Scottish folk singer (1908–1975)

Regina Christina Robertson (21 October 1908 - 13 March 1975) was a Scottish folk singer.

She is known for her version of the traditional song "I'm a Man You Don't Meet Every Day", otherwise known as "Jock Stewart", which was covered by Archie Fisher, The Dubliners, The McCalmans, The Tannahill Weavers and The Pogues. Other versions of the song are known from the US in the 1880s and Australia in the 1850s.

==Early life and career==
Regina Christina Robertson was born on 21 October 1908, in Aberdeen, Scotland. Her father Donald (d. 1909), was a piper and her mother Maria (née Stewart), was a singer. In her early life she sometimes lived at 90 Hilton Road, where a plaque now commemorates her.

Hamish Henderson wanted to track down the best singers in Blairgowrie. In 1953, he followed Robertson's reputation to her doorstep in Aberdeen. According to legend, Robertson was reluctant to let him in. She challenged him to tell her the opening line of Child ballad no 163, "The Battle of Harlaw", and he complied. In November of the same year she was staying in the London apartment of Alan Lomax. In preparation for a TV appearance, Jean Ritchie, Margaret Barry and Isla Cameron were also there. They swapped songs with each other, while the tape rolled. It is sometimes stated that she made the first recording of "The Battle of Harlaw" but this is not so. Another of the songs she sang was "Andrew Lammie" ("Mill o' Tifty's Annie"), lasting over 13 minutes. At the end she told Alan Lomax about the parts of the story that she had not sung. Many of the 1953 recordings were issued as The Queen Among the Heather in 1975. They later reappeared along with other songs on a CD of the same name.

==Performances==
The television programme was The Song Hunter, produced by David Attenborough, who later became controller of BBC Two television. In 1958, Hamish Henderson recorded her in Edinburgh. Those recordings were issued as Up the Dee and Doon The Don on the Lismor label. The Traditional Music and Song Association founded the Blairgowrie Festival in 1965, during the fruit picking. The first festival saw Robertson, plus Jimmy MacBeath and other valuable source singers, who learned folk songs without the influence of radios or books. Her 1968 appearance there was issued as part of an anthology on the Topic label. As well as classic ballads, she sang bawdy songs such as "Never Wed an Old Man".

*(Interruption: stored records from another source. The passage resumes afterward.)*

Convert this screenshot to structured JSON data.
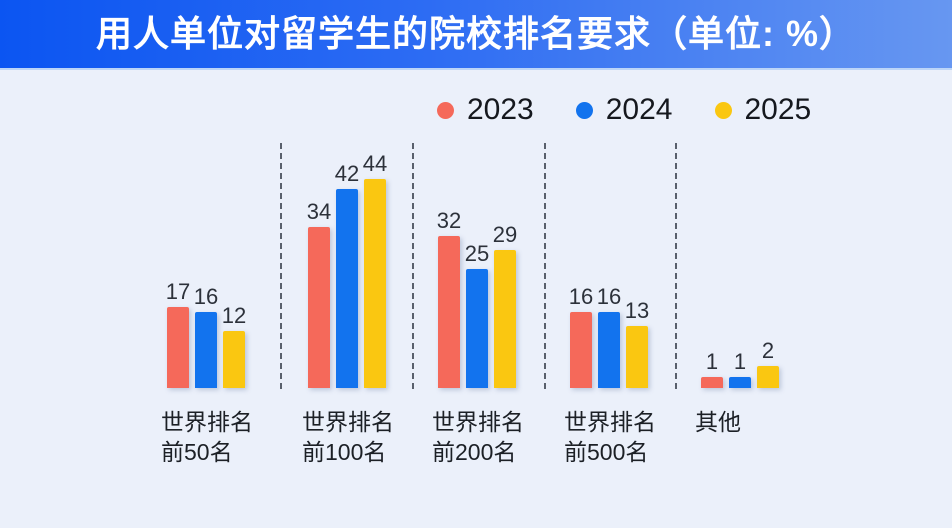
{
  "header": {
    "title": "用人单位对留学生的院校排名要求（单位: %）",
    "banner_gradient_left": "#0B55F2",
    "banner_gradient_right": "#6797F1"
  },
  "legend": {
    "items": [
      {
        "label": "2023",
        "color": "#F5695A"
      },
      {
        "label": "2024",
        "color": "#1273EE"
      },
      {
        "label": "2025",
        "color": "#FAC711"
      }
    ]
  },
  "chart_data": {
    "type": "bar",
    "title": "用人单位对留学生的院校排名要求",
    "unit": "%",
    "categories": [
      "世界排名前50名",
      "世界排名前100名",
      "世界排名前200名",
      "世界排名前500名",
      "其他"
    ],
    "category_label_lines": [
      [
        "世界排名",
        "前50名"
      ],
      [
        "世界排名",
        "前100名"
      ],
      [
        "世界排名",
        "前200名"
      ],
      [
        "世界排名",
        "前500名"
      ],
      [
        "其他"
      ]
    ],
    "series": [
      {
        "name": "2023",
        "color": "#F5695A",
        "values": [
          17,
          34,
          32,
          16,
          1
        ]
      },
      {
        "name": "2024",
        "color": "#1273EE",
        "values": [
          16,
          42,
          25,
          16,
          1
        ]
      },
      {
        "name": "2025",
        "color": "#FAC711",
        "values": [
          12,
          44,
          29,
          13,
          2
        ]
      }
    ],
    "ylim": [
      0,
      50
    ],
    "grid": false,
    "value_labels": "above-bars",
    "legend_position": "top-center",
    "group_separators": "dashed-vertical"
  }
}
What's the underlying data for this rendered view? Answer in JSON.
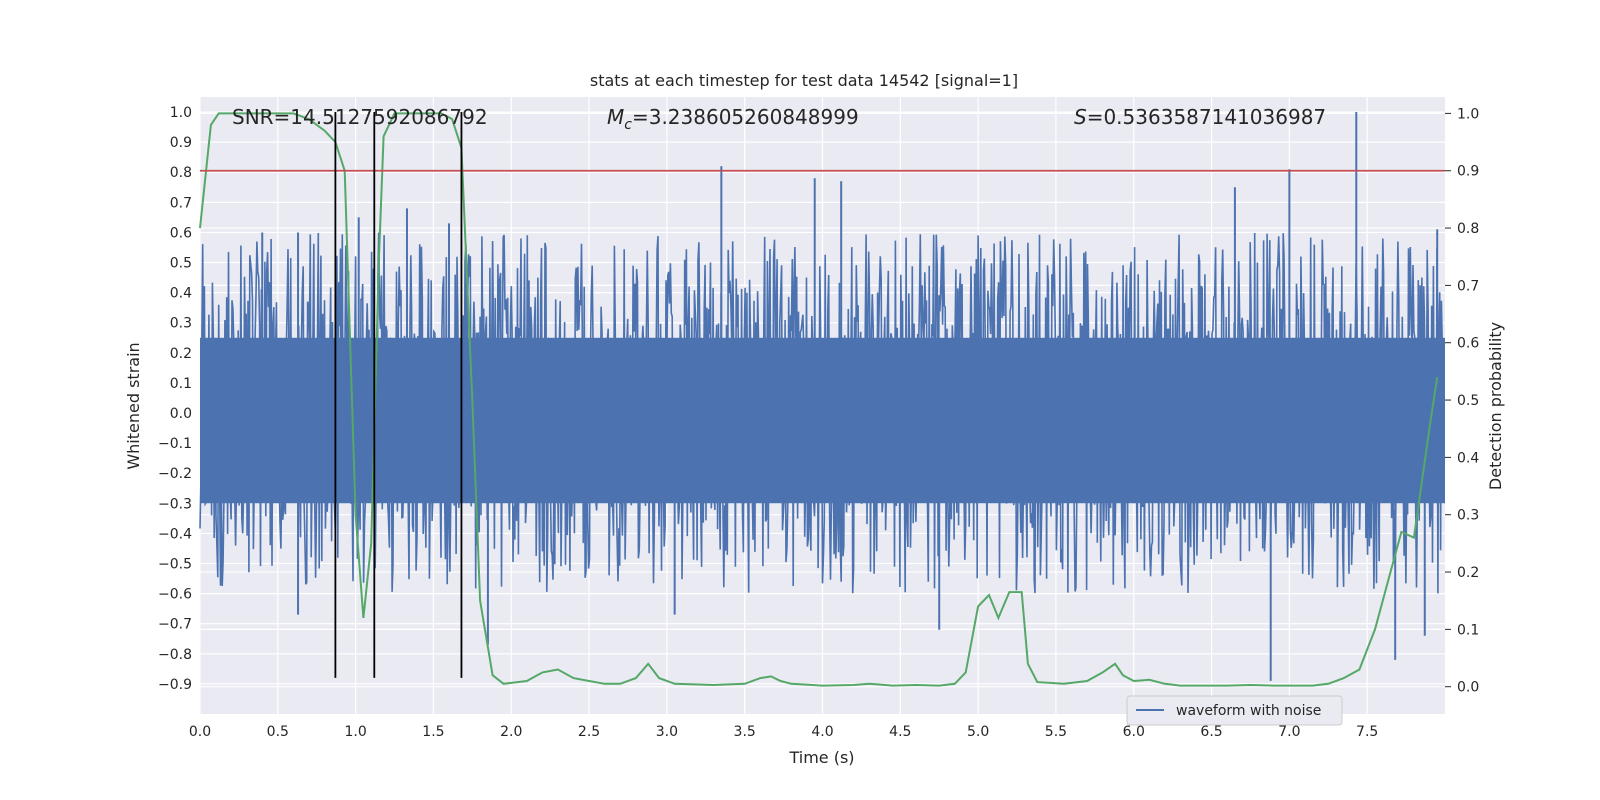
{
  "chart_data": {
    "type": "line",
    "title": "stats at each timestep for test data 14542 [signal=1]",
    "xlabel": "Time (s)",
    "ylabel": "Whitened strain",
    "y2label": "Detection probability",
    "xlim": [
      0.0,
      8.0
    ],
    "ylim": [
      -1.0,
      1.05
    ],
    "y2lim": [
      -0.04762,
      1.0286
    ],
    "x_ticks": [
      0.0,
      0.5,
      1.0,
      1.5,
      2.0,
      2.5,
      3.0,
      3.5,
      4.0,
      4.5,
      5.0,
      5.5,
      6.0,
      6.5,
      7.0,
      7.5
    ],
    "x_tick_labels": [
      "0.0",
      "0.5",
      "1.0",
      "1.5",
      "2.0",
      "2.5",
      "3.0",
      "3.5",
      "4.0",
      "4.5",
      "5.0",
      "5.5",
      "6.0",
      "6.5",
      "7.0",
      "7.5"
    ],
    "y_ticks": [
      1.0,
      0.9,
      0.8,
      0.7,
      0.6,
      0.5,
      0.4,
      0.3,
      0.2,
      0.1,
      0.0,
      -0.1,
      -0.2,
      -0.3,
      -0.4,
      -0.5,
      -0.6,
      -0.7,
      -0.8,
      -0.9
    ],
    "y_tick_labels": [
      "1.0",
      "0.9",
      "0.8",
      "0.7",
      "0.6",
      "0.5",
      "0.4",
      "0.3",
      "0.2",
      "0.1",
      "0.0",
      "−0.1",
      "−0.2",
      "−0.3",
      "−0.4",
      "−0.5",
      "−0.6",
      "−0.7",
      "−0.8",
      "−0.9"
    ],
    "y2_ticks": [
      1.0,
      0.9,
      0.8,
      0.7,
      0.6,
      0.5,
      0.4,
      0.3,
      0.2,
      0.1,
      0.0
    ],
    "y2_tick_labels": [
      "1.0",
      "0.9",
      "0.8",
      "0.7",
      "0.6",
      "0.5",
      "0.4",
      "0.3",
      "0.2",
      "0.1",
      "0.0"
    ],
    "grid": true,
    "legend": {
      "placement": "lower-right",
      "entries": [
        "waveform with noise"
      ]
    },
    "stats": {
      "snr": "SNR=14.5127592086792",
      "mc_symbol": "M",
      "mc_sub": "c",
      "mc_value": "=3.238605260848999",
      "s_symbol": "S",
      "s_value": "=0.5363587141036987"
    },
    "threshold_line": {
      "y2": 0.9
    },
    "event_lines": [
      0.87,
      1.12,
      1.68
    ],
    "waveform": {
      "name": "waveform with noise",
      "envelope_min": -0.6,
      "envelope_max": 0.6,
      "peaks": [
        {
          "x": 0.4,
          "y": 0.6
        },
        {
          "x": 0.63,
          "y": 0.6
        },
        {
          "x": 1.02,
          "y": 0.65
        },
        {
          "x": 1.33,
          "y": 0.68
        },
        {
          "x": 1.6,
          "y": 0.63
        },
        {
          "x": 3.35,
          "y": 0.82
        },
        {
          "x": 3.95,
          "y": 0.78
        },
        {
          "x": 4.12,
          "y": 0.77
        },
        {
          "x": 6.65,
          "y": 0.75
        },
        {
          "x": 7.0,
          "y": 0.81
        },
        {
          "x": 7.43,
          "y": 1.0
        },
        {
          "x": 7.95,
          "y": 0.61
        }
      ],
      "troughs": [
        {
          "x": 0.63,
          "y": -0.67
        },
        {
          "x": 1.85,
          "y": -0.77
        },
        {
          "x": 3.05,
          "y": -0.67
        },
        {
          "x": 4.75,
          "y": -0.72
        },
        {
          "x": 6.88,
          "y": -0.89
        },
        {
          "x": 7.68,
          "y": -0.82
        },
        {
          "x": 7.87,
          "y": -0.74
        }
      ]
    },
    "detection_probability": {
      "color": "#55a868",
      "x": [
        0.0,
        0.07,
        0.12,
        0.2,
        0.3,
        0.45,
        0.6,
        0.7,
        0.8,
        0.87,
        0.93,
        1.0,
        1.05,
        1.1,
        1.15,
        1.18,
        1.25,
        1.3,
        1.4,
        1.55,
        1.62,
        1.68,
        1.75,
        1.8,
        1.88,
        1.95,
        2.1,
        2.2,
        2.3,
        2.4,
        2.5,
        2.6,
        2.7,
        2.8,
        2.88,
        2.95,
        3.05,
        3.3,
        3.5,
        3.6,
        3.67,
        3.73,
        3.8,
        4.0,
        4.2,
        4.3,
        4.45,
        4.6,
        4.75,
        4.85,
        4.92,
        5.0,
        5.07,
        5.13,
        5.2,
        5.28,
        5.32,
        5.38,
        5.55,
        5.7,
        5.8,
        5.88,
        5.93,
        6.0,
        6.1,
        6.2,
        6.3,
        6.45,
        6.6,
        6.75,
        6.9,
        7.0,
        7.15,
        7.25,
        7.35,
        7.45,
        7.55,
        7.65,
        7.72,
        7.8,
        7.9,
        7.95
      ],
      "y": [
        0.8,
        0.98,
        1.0,
        1.0,
        1.0,
        1.0,
        1.0,
        0.99,
        0.97,
        0.95,
        0.9,
        0.3,
        0.12,
        0.25,
        0.75,
        0.96,
        1.0,
        1.0,
        1.0,
        1.0,
        0.99,
        0.94,
        0.5,
        0.15,
        0.02,
        0.005,
        0.01,
        0.025,
        0.03,
        0.015,
        0.01,
        0.005,
        0.005,
        0.015,
        0.04,
        0.015,
        0.005,
        0.003,
        0.005,
        0.015,
        0.018,
        0.01,
        0.005,
        0.002,
        0.003,
        0.005,
        0.002,
        0.003,
        0.002,
        0.005,
        0.025,
        0.14,
        0.16,
        0.12,
        0.165,
        0.165,
        0.04,
        0.008,
        0.005,
        0.01,
        0.025,
        0.04,
        0.02,
        0.01,
        0.012,
        0.005,
        0.002,
        0.002,
        0.002,
        0.003,
        0.002,
        0.002,
        0.002,
        0.005,
        0.015,
        0.03,
        0.1,
        0.2,
        0.27,
        0.26,
        0.45,
        0.54
      ]
    },
    "colors": {
      "axes_bg": "#eaeaf2",
      "grid": "#ffffff",
      "waveform": "#4c72b0",
      "probability": "#55a868",
      "threshold": "#c44e52",
      "event": "#000000"
    }
  }
}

==Related folk musicians==
Robertson's daughter Lizzie Higgins issued an album in 1975: Up and Awa' wi' the Laverock. Stanley Robertson, a storyteller, ballad singer and piper from Aberdeen, was Jeannie's nephew. Carmen Higgins, ex-fiddler with the Aberdeen folk band, Rock Salt and Nails, who died on 21 March 2026, was also closely related to her. Carmen Higgins played with Old Blind Dogs, recorded a solo CD, and appeared regularly on television, radio and in the press. Joss Cameron, a folk singer from Edinburgh is related to her, and still performs Jeannie Robertson ballads.

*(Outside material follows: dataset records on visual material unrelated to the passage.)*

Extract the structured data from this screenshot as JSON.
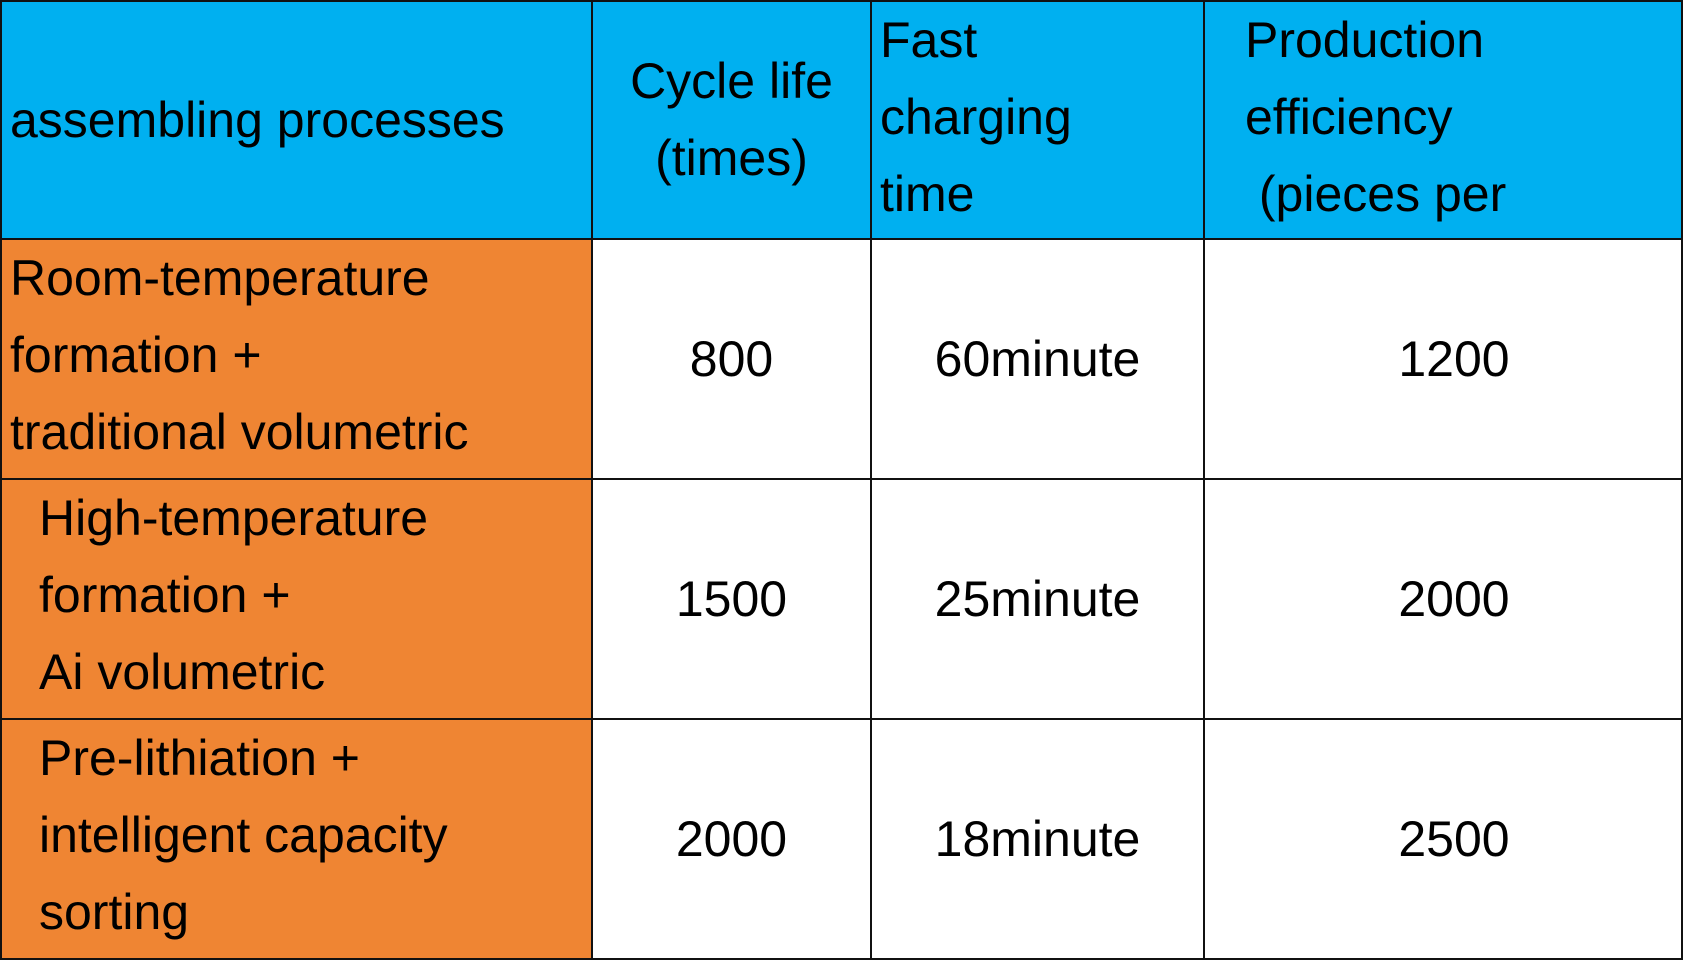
{
  "table": {
    "header": [
      [
        "assembling processes"
      ],
      [
        "Cycle life",
        "(times)"
      ],
      [
        "Fast",
        "charging",
        "time"
      ],
      [
        "Production",
        "efficiency",
        " (pieces per"
      ]
    ],
    "rows": [
      [
        [
          "Room-temperature",
          "formation +",
          "traditional volumetric"
        ],
        "800",
        "60minute",
        "1200"
      ],
      [
        [
          "High-temperature",
          "formation +",
          "Ai volumetric"
        ],
        "1500",
        "25minute",
        "2000"
      ],
      [
        [
          "Pre-lithiation +",
          "intelligent capacity",
          "sorting"
        ],
        "2000",
        "18minute",
        "2500"
      ]
    ]
  }
}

Maggie Stewart (1902–1983), Robertson's aunt, was recorded singing many traditional ballads and telling stories which can be heard via the Tobar an Dualchais website. In the early 1960s, the folk-singer Andy Hunter learned songs and storytelling from Robertson and her family while studying French at the University of Aberdeen.

== Personal life ==
Robertson was awarded the MBE in 1968, being the first folk singer and first traveller to receive the award. She died on 13 March 1975. She had a daughter, Lizzie, who was also a singer.

==Discography==
- Lord Donald, Collector JFS 4001
- World's Greatest Folk Singer, Prestige (1960) INT 13006
- The Cuckoo's Nest and Other Scottish Folk Songs, Prestige INT 13075
- Songs of a Scots Tinker Lady, (with Josh Morse) Riverside RLP12-633
- Jeannie Robertson, Topic (1959) 10T52
- --do.--(without guitar acc.), Topic 12T96
- What a Voice, Folktracks TFSA 60–067
- The Gypsy Lady, Folktracks TFSA 60–186
- Silly John & the Factor, (folk tale & talk) Folktracks TFSA 60–187
- Up the Dee and doon the Don, Lismor (1984)

In 2009, "MacCrimmon's Lament" from Jeannie Robertson was included in Topic Records 70-year anniversary CD boxed set Three Score and Ten.